Przed dwoma laty w niedzielę Zesłania Ducha Świętego papież Franciszek powołał Międzynarodową Służbę Katolickiej Odnowy Charyzmatycznej CHARIS. Ma ona dążyć do większej jedności w wielowymiarowym ruchu charyzmatycznym: od grup parafialnych przez dynamiczne wspólnoty przymierza po coraz popularniejsze szkoły nowej ewangelizacji. Ojciec Raniero Cantalamessa (wówczas jeszcze nie kardynał) jako asystent duchowy służby przypomniał, że odnowa Kościoła wypływa zawsze ze śpiewu hymnu „Veni Creator Spiritus”, a Duch, który już raz zstąpił na apostołów, może wciąż odnawiać Kościół. Okazuje się, że nie była to żadna duszpasterska nowinka. Już cztery dekady wcześniej z podobną inicjatywą wystąpił… ks. Blachnicki.
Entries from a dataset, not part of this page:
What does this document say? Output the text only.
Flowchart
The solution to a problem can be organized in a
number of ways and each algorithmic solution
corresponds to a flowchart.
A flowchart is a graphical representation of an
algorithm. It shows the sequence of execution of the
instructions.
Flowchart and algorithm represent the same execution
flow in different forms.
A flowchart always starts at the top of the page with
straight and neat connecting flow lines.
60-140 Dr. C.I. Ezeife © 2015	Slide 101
Nie tylko zaproponował stworzenie podobnej struktury, lecz także we wrześniu 1981 r. zorganizował w Rzymie kongres „Movimenti nella Chiesa”, czyli „Ruchy w Kościele”.

Przewrót kopernikański

W 1975 r. pisał: „Wybiła godzina Ducha Świętego” i ustanowił dewizę: „Odnowa w Duchu Świętym programem rocznej formacji”. Po roku oazowicze spotkali się pod sztandarem: „Jedność w Duchu Świętym”. Pamiętajmy, jak wyglądały polityczne okoliczności przyrody. Gdy 30 czerwca 1976 r. władze zorganizowały wiece potępiające „warchołów” z Ursusa i Radomia i popierające towarzysza Edwarda, Blachnicki pisał: „Otworzyliśmy się na wielką troskę pontyfikatu Pawła VI, jaką jest jedność wszystkich chrześcijan, ekumenia. Od tego czasu datują się kontakty ekumeniczne Ruchu Światło–Życie, współpraca z Ruchem Agape, otwarcie się na ruchy ewangelizacyjne, które łączą w dziele głoszenia Ewangelii chrześcijan różnych Kościołów”.
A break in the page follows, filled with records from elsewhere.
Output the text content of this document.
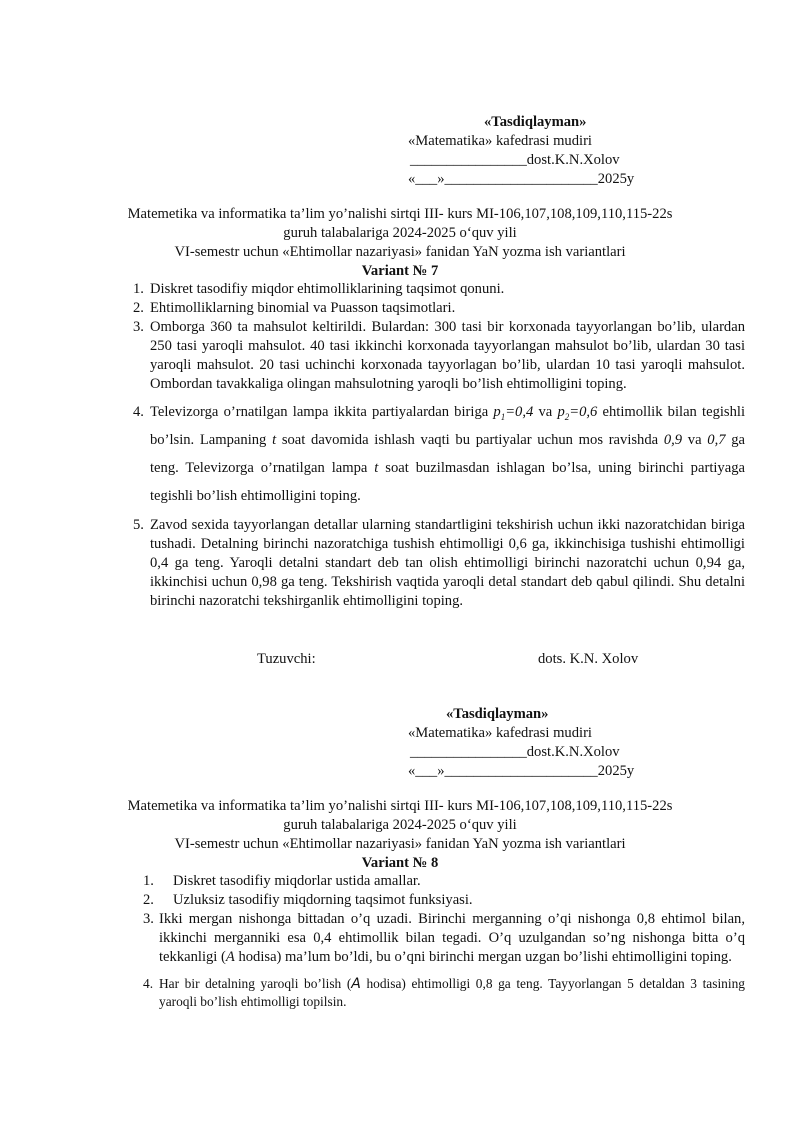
«Tasdiqlayman»
«Matematika» kafedrasi mudiri
________________dost.K.N.Xolov
«___»_____________________2025y
Matemetika va informatika ta’lim yo’nalishi sirtqi III- kurs MI-106,107,108,109,110,115-22s
guruh talabalariga 2024-2025 oʻquv yili
VI-semestr uchun «Ehtimollar nazariyasi» fanidan YaN yozma ish variantlari
Variant № 7
1. Diskret tasodifiy miqdor ehtimolliklarining taqsimot qonuni.
2. Ehtimolliklarning binomial va Puasson taqsimotlari.
3. Omborga 360 ta mahsulot keltirildi. Bulardan: 300 tasi bir korxonada tayyorlangan bo’lib, ulardan 250 tasi yaroqli mahsulot. 40 tasi ikkinchi korxonada tayyorlangan mahsulot bo’lib, ulardan 30 tasi yaroqli mahsulot. 20 tasi uchinchi korxonada tayyorlagan bo’lib, ulardan 10 tasi yaroqli mahsulot. Ombordan tavakkaliga olingan mahsulotning yaroqli bo’lish ehtimolligini toping.
4. Televizorga o’rnatilgan lampa ikkita partiyalardan biriga $p_1=0,4$ va $p_2=0,6$ ehtimollik bilan tegishli bo’lsin. Lampaning t soat davomida ishlash vaqti bu partiyalar uchun mos ravishda 0,9 va 0,7 ga teng. Televizorga o’rnatilgan lampa t soat buzilmasdan ishlagan bo’lsa, uning birinchi partiyaga tegishli bo’lish ehtimolligini toping.
5. Zavod sexida tayyorlangan detallar ularning standartligini tekshirish uchun ikki nazoratchidan biriga tushadi. Detalning birinchi nazoratchiga tushish ehtimolligi 0,6 ga, ikkinchisiga tushishi ehtimolligi 0,4 ga teng. Yaroqli detalni standart deb tan olish ehtimolligi birinchi nazoratchi uchun 0,94 ga, ikkinchisi uchun 0,98 ga teng. Tekshirish vaqtida yaroqli detal standart deb qabul qilindi. Shu detalni birinchi nazoratchi tekshirganlik ehtimolligini toping.
Tuzuvchi:	dots. K.N. Xolov
«Tasdiqlayman»
«Matematika» kafedrasi mudiri
________________dost.K.N.Xolov
«___»_____________________2025y
Matemetika va informatika ta’lim yo’nalishi sirtqi III- kurs MI-106,107,108,109,110,115-22s
guruh talabalariga 2024-2025 oʻquv yili
VI-semestr uchun «Ehtimollar nazariyasi» fanidan YaN yozma ish variantlari
Variant № 8
1.	Diskret tasodifiy miqdorlar ustida amallar.
2.	Uzluksiz tasodifiy miqdorning taqsimot funksiyasi.
3. Ikki mergan nishonga bittadan o’q uzadi. Birinchi merganning o’qi nishonga 0,8 ehtimol bilan, ikkinchi merganniki esa 0,4 ehtimollik bilan tegadi. O’q uzulgandan so’ng nishonga bitta o’q tekkanligi (A hodisa) ma’lum bo’ldi, bu o’qni birinchi mergan uzgan bo’lishi ehtimolligini toping.
4. Har bir detalning yaroqli bo’lish (A hodisa) ehtimolligi 0,8 ga teng. Tayyorlangan 5 detaldan 3 tasining yaroqli bo’lish ehtimolligi topilsin.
W 1975 r. kapłan dostał do ręki konkretne narzędzie. Paweł VI napisał swą przełomową adhortację „Evangelii nuntiandi” o ewangelizacji w świecie współczesnym. Po latach zamrożenia dokument ten dawał możliwość kontaktu na poziomie liderów z osobami niebędącymi katolikami. – To był moment przełomowy – opowiada Andrzej Sionek, dyrektor Stowarzyszenia En Christo. – Uświadomienie Ruchowi, że fundamentem życia chrześcijańskiego jest osobowa relacja z Jezusem. W jednej z protestanckich misji ks. Blachnicki znalazł to, czego tak długo szukał: cztery prawa duchowego życia, które stanowiły potem fundament formacji oazowej. „To jest to!” – wołał. Był zachwycony. Cieszył się jak dziecko, gdy słyszał coraz liczniejsze świadectwa ludzi, którzy przyjmowali Jezusa jako Pana i Zbawiciela i doświadczali życiowych przełomów. Powiedział wprost: „To przewrót kopernikański dla Kościoła w Polsce”. Kilkusetosobowa oaza ks. Franciszka stała się odtąd potężnym ruchem odnowy Kościoła. Kluczowa dla tego przebudzenia była znajomość z Janem Pawłem II. Wsłuchiwali się w siebie, podpatrywali. Papież był tarczą Blachnickiego, a jednocześnie sam czerpał z oazowych inspiracji (idea Światowych Dni Młodzieży to przecież dni wspólnoty przeniesione na skalę globalną). To było zespolenie wizji prorockiej i apostolskiej.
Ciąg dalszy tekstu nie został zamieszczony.